I reached over and tore it out of the machine. I held it up. “But this isn’t on embassy stationery,” I said. “I could have done this at home. How are they supposed to know it’s official when I show it to them?”
“That part I can fix.” Behr reached out for the paper. He picked up a heavy stamp from the desk, banged it on an ink pad, and brought it crashing down on the bottom of the page. When he lifted the stamp, I saw a slightly smudged eagle and swastika with some German writing underneath. “These days,” said Behr, “Jesus Christ himself couldn’t get anywhere without papers.”
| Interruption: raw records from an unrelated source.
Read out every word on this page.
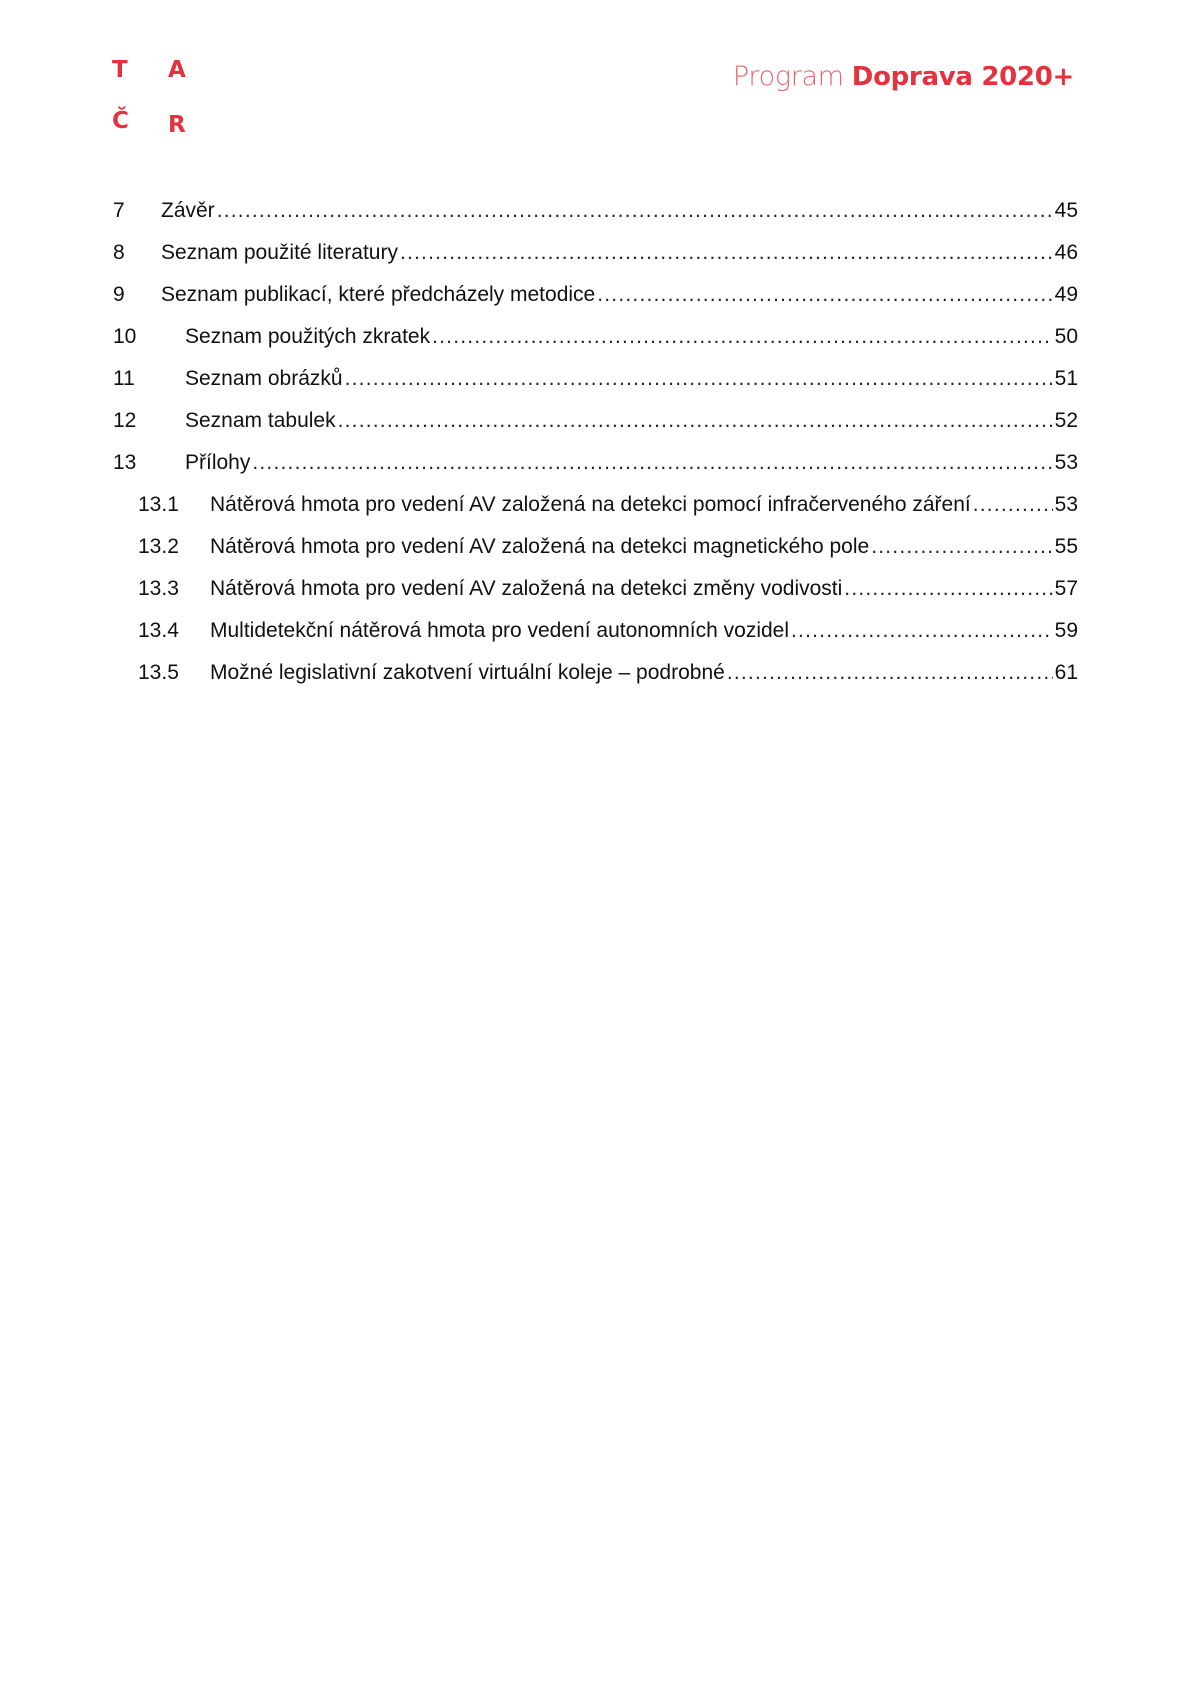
T A
Č R
Program Doprava 2020+
7	Závěr .....	45
8	Seznam použité literatury .....	46
9	Seznam publikací, které předcházely metodice .....	49
10	Seznam použitých zkratek .....	50
11	Seznam obrázků .....	51
12	Seznam tabulek .....	52
13	Přílohy .....	53
13.1	Nátěrová hmota pro vedení AV založená na detekci pomocí infračerveného záření .....	53
13.2	Nátěrová hmota pro vedení AV založená na detekci magnetického pole .....	55
13.3	Nátěrová hmota pro vedení AV založená na detekci změny vodivosti .....	57
13.4	Multidetekční nátěrová hmota pro vedení autonomních vozidel .....	59
13.5	Možné legislativní zakotvení virtuální koleje – podrobné .....	61
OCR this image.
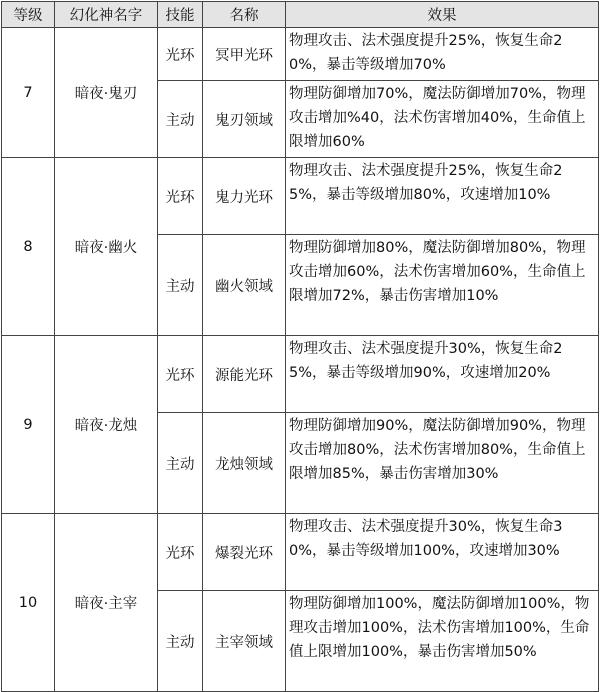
等级	幻化神名字	技能	名称	效果
7	暗夜·鬼刃	光环	冥甲光环	物理攻击、法术强度提升25%，恢复生命20%，暴击等级增加70%
		主动	鬼刃领域	物理防御增加70%，魔法防御增加70%，物理攻击增加%40，法术伤害增加40%，生命值上限增加60%
8	暗夜·幽火	光环	鬼力光环	物理攻击、法术强度提升25%，恢复生命25%，暴击等级增加80%，攻速增加10%
		主动	幽火领域	物理防御增加80%，魔法防御增加80%，物理攻击增加60%，法术伤害增加60%，生命值上限增加72%，暴击伤害增加10%
9	暗夜·龙烛	光环	源能光环	物理攻击、法术强度提升30%，恢复生命25%，暴击等级增加90%，攻速增加20%
		主动	龙烛领域	物理防御增加90%，魔法防御增加90%，物理攻击增加80%，法术伤害增加80%，生命值上限增加85%，暴击伤害增加30%
10	暗夜·主宰	光环	爆裂光环	物理攻击、法术强度提升30%，恢复生命30%，暴击等级增加100%，攻速增加30%
		主动	主宰领域	物理防御增加100%，魔法防御增加100%，物理攻击增加100%，法术伤害增加100%，生命值上限增加100%，暴击伤害增加50%
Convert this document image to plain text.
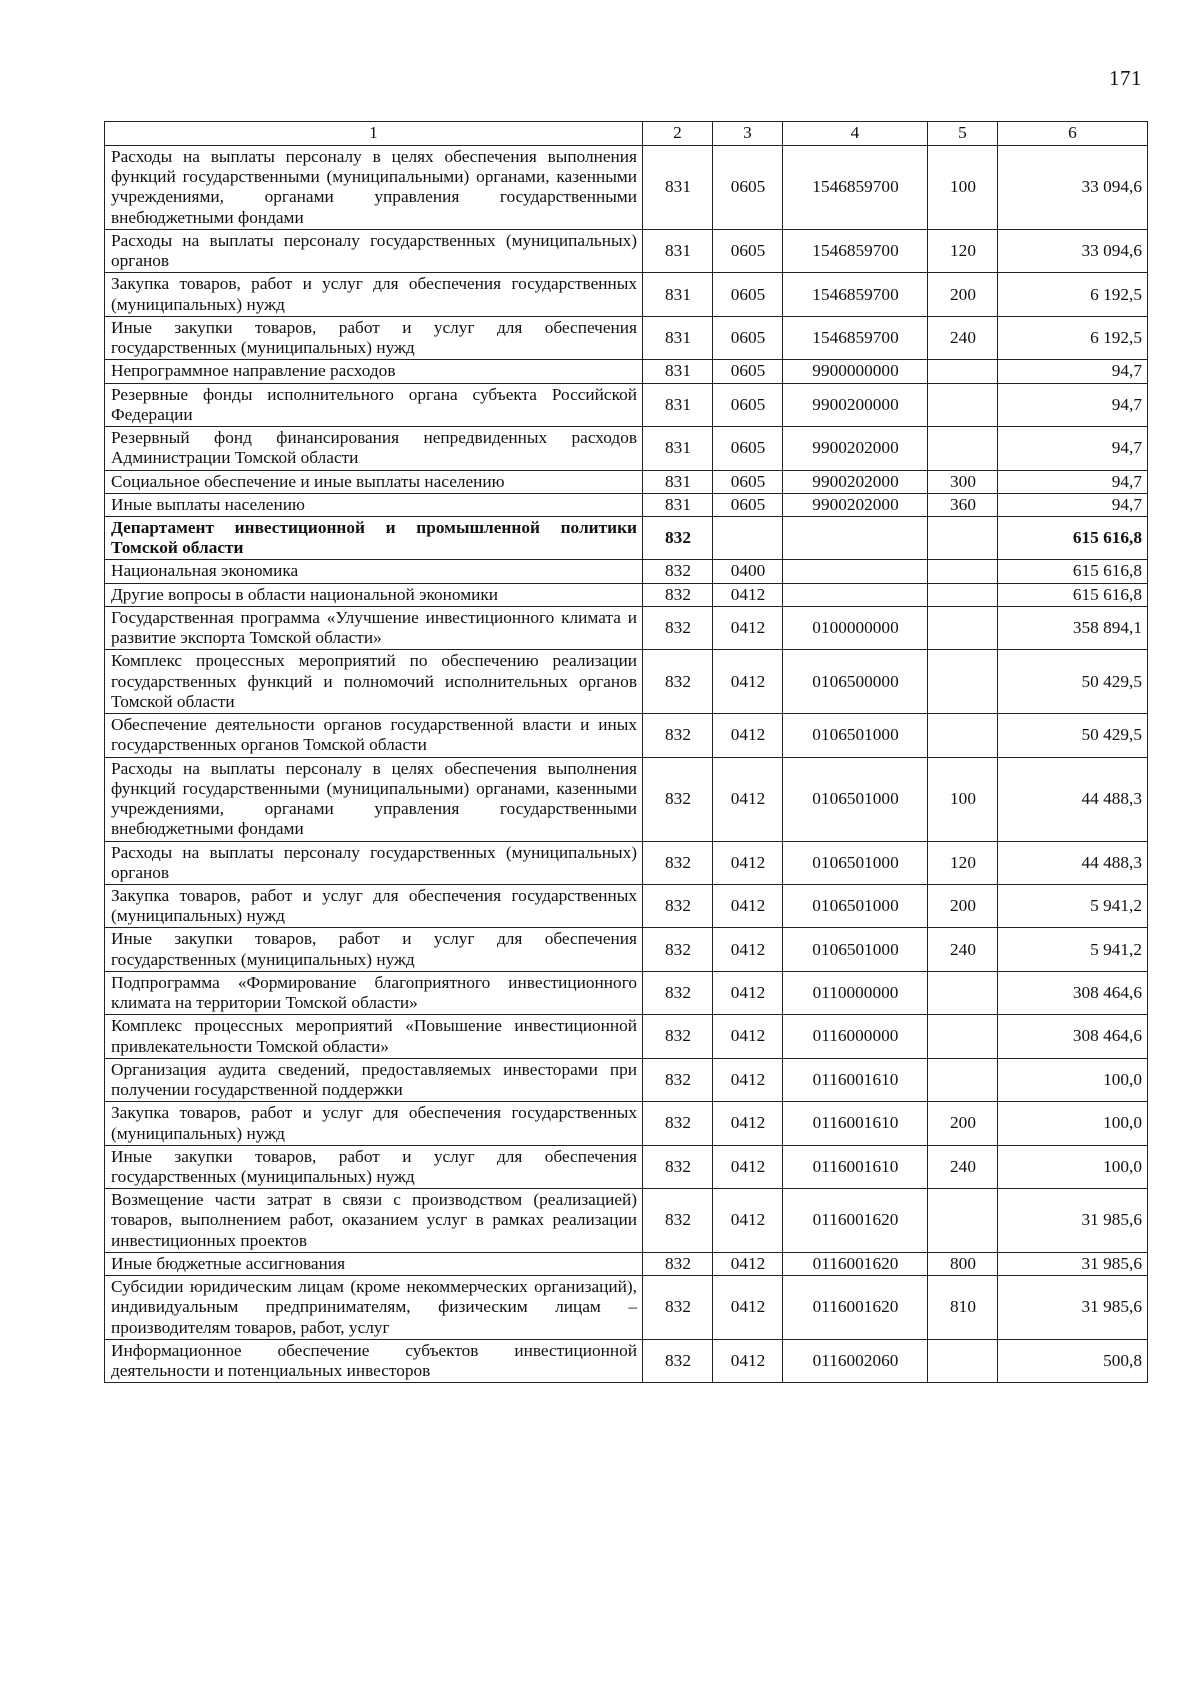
171
1	2	3	4	5	6
Расходы на выплаты персоналу в целях обеспечения выполнения функций государственными (муниципальными) органами, казенными учреждениями, органами управления государственными внебюджетными фондами	831	0605	1546859700	100	33 094,6
Расходы на выплаты персоналу государственных (муниципальных) органов	831	0605	1546859700	120	33 094,6
Закупка товаров, работ и услуг для обеспечения государственных (муниципальных) нужд	831	0605	1546859700	200	6 192,5
Иные закупки товаров, работ и услуг для обеспечения государственных (муниципальных) нужд	831	0605	1546859700	240	6 192,5
Непрограммное направление расходов	831	0605	9900000000		94,7
Резервные фонды исполнительного органа субъекта Российской Федерации	831	0605	9900200000		94,7
Резервный фонд финансирования непредвиденных расходов Администрации Томской области	831	0605	9900202000		94,7
Социальное обеспечение и иные выплаты населению	831	0605	9900202000	300	94,7
Иные выплаты населению	831	0605	9900202000	360	94,7
Департамент инвестиционной и промышленной политики Томской области	832				615 616,8
Национальная экономика	832	0400			615 616,8
Другие вопросы в области национальной экономики	832	0412			615 616,8
Государственная программа «Улучшение инвестиционного климата и развитие экспорта Томской области»	832	0412	0100000000		358 894,1
Комплекс процессных мероприятий по обеспечению реализации государственных функций и полномочий исполнительных органов Томской области	832	0412	0106500000		50 429,5
Обеспечение деятельности органов государственной власти и иных государственных органов Томской области	832	0412	0106501000		50 429,5
Расходы на выплаты персоналу в целях обеспечения выполнения функций государственными (муниципальными) органами, казенными учреждениями, органами управления государственными внебюджетными фондами	832	0412	0106501000	100	44 488,3
Расходы на выплаты персоналу государственных (муниципальных) органов	832	0412	0106501000	120	44 488,3
Закупка товаров, работ и услуг для обеспечения государственных (муниципальных) нужд	832	0412	0106501000	200	5 941,2
Иные закупки товаров, работ и услуг для обеспечения государственных (муниципальных) нужд	832	0412	0106501000	240	5 941,2
Подпрограмма «Формирование благоприятного инвестиционного климата на территории Томской области»	832	0412	0110000000		308 464,6
Комплекс процессных мероприятий «Повышение инвестиционной привлекательности Томской области»	832	0412	0116000000		308 464,6
Организация аудита сведений, предоставляемых инвесторами при получении государственной поддержки	832	0412	0116001610		100,0
Закупка товаров, работ и услуг для обеспечения государственных (муниципальных) нужд	832	0412	0116001610	200	100,0
Иные закупки товаров, работ и услуг для обеспечения государственных (муниципальных) нужд	832	0412	0116001610	240	100,0
Возмещение части затрат в связи с производством (реализацией) товаров, выполнением работ, оказанием услуг в рамках реализации инвестиционных проектов	832	0412	0116001620		31 985,6
Иные бюджетные ассигнования	832	0412	0116001620	800	31 985,6
Субсидии юридическим лицам (кроме некоммерческих организаций), индивидуальным предпринимателям, физическим лицам – производителям товаров, работ, услуг	832	0412	0116001620	810	31 985,6
Информационное обеспечение субъектов инвестиционной деятельности и потенциальных инвесторов	832	0412	0116002060		500,8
I took the paper and dashed up the steps to the corner. I went into a café and phoned Dietrich, using the number on the card he had sent with his invitation to the embassy party. I got transferred three times and finally Dietrich was on the other end. I explained to him what had happened.
“And you want me to get him off the transport?” asked Dietrich.
“Yes,” I said.
“I’ll have to pull some strings,” he said.
“Can you do it?” I asked.
“Yes, I think so,” he said.
I saw a streetcar coming. It flashed blue sparks along its overhead rails.
“I have to go,” I told him and hung up.
The streetcar was heading north, which the conductor said was in the right direction for Drancy, so I got on it. At the Gare du Nord, I changed to a bus. It was crowded and I had to stand, holding on to a bar above my head. It was raining outside. When the bus stopped to let people on and off, the smell of the damp came into the bus. The windows fogged up. The windshield wipers clunked back and forth in front of the driver.
I looked at my watch every minute and was making myself crazy so I took it off and put it in my pocket.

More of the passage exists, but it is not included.